Do I have any other medical concerns? I am ashamed to admit there are more. My right shoulder appears to have some form of rotator cuff tendonitis that leads to soreness after activities such as basketball or throwing a ball. I periodically get pain in my left groin region after sporting activities. I have diagnosed myself with a lower abdominal muscle strain, but its failure to fully improve after prolonged periods of inactivity has led me to a sneaking suspicion that it may instead be a hernia (basically my intestines protruding through a weakness in my lower abdominal wall). I repeatedly give myself a half-hearted physical exam to search for the tell-tale bulge of a hernia that is more obvious when coughing or bearing down. I can’t clearly identify any such bulge, but as an internist, I remember missing a few small hernias in my patients that the surgeon was able to pick up. A hernia!?! A true sign of old age!
Last, although not really a malady, I am overly fertile. My wife is reeling from the effects of 3 young boys, ages 10, 8, and 3. She is too stressed to reliably remember to take “the pill” and therefore she often refuses to be in a closed room at night with me for fear of becoming pregnant again. She has of course requested that I get “fixed”. I, of course, do not feel that I am broken; therefore, I have done my best to delay this inevitable procedure. Why you may ask… I do not desire any more children, but I do have a reluctance to entrust “my boys” (and I don’t mean Connor, David, or Thayer) to a surgeon. My friends reassure me that having the big “V” is really no big deal, but I know otherwise. I have the memory of one patient whom I cared for in North Wilkesboro who had developed an infection at his vasectomy site. The result was that he was hospitalized, and his scrotum was left open for daily dressing changes by the young nurses while he received IV antibiotics. One exposure like this is enough to force any man to think twice before having a vasectomy. I suggested to Beth that we try herbal remedies to cure my sexual potency, but when I last checked, the door to our bedroom was still locked.
Now that I have chronicled my maladies in excruciating detail… here is my plan. First, I will make an appointment with an internal medicine doctor for a full check-up. We will see how the “modern” medical experience goes. Thereafter, I will begin my exploration of the “dark side”. I plan on systematically trying different “alternative” medical modalities for my various complaints. My sister, Amy, has brought up the point that if something works too well then my exodus will come to a quick end, and I won’t have any material for my planned book. This is a risk I am willing to take. I figure if the experiment goes too well and all my ailments are cured then sacrificing writing a book is a small price to pay! I am fairly confident that it will take a while to solve all my problems, and if they do resolve, I need only to play a few games of basketball to discover some new problems. This is where the journey begins.

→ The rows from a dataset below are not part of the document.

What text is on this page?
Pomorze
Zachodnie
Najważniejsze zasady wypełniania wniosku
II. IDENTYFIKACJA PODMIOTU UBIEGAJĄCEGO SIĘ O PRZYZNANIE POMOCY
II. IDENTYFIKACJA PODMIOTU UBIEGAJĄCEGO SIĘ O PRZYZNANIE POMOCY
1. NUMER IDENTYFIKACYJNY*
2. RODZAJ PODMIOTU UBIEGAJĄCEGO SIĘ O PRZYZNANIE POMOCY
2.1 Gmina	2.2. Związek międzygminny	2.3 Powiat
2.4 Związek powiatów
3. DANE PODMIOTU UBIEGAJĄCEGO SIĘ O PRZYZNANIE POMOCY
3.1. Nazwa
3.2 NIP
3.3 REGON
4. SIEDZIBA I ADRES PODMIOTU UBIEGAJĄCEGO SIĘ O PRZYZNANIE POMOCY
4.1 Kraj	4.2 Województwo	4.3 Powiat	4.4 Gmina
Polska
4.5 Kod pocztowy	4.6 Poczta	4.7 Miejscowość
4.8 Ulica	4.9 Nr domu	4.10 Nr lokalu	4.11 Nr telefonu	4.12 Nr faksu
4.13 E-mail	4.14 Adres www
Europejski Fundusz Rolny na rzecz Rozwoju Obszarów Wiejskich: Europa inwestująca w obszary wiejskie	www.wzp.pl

[stayed tuned…next week, a visit to the Naturopath]
Scott, I never call anybody my best friend than you. I think today will be the first day you hear me call you that. I have always thought that all is well with you and the family. I am not happy about your current conditions but I can assure you will find remedies to all these. Now I think I will have to take this up and look for answeres. I need to comb around our local research centres for answers. I also want you to know that I am truely miss you and can't wait to have you, Beth and the Kids visit me someday soon. May be playing you in chess will be one of the rememdies.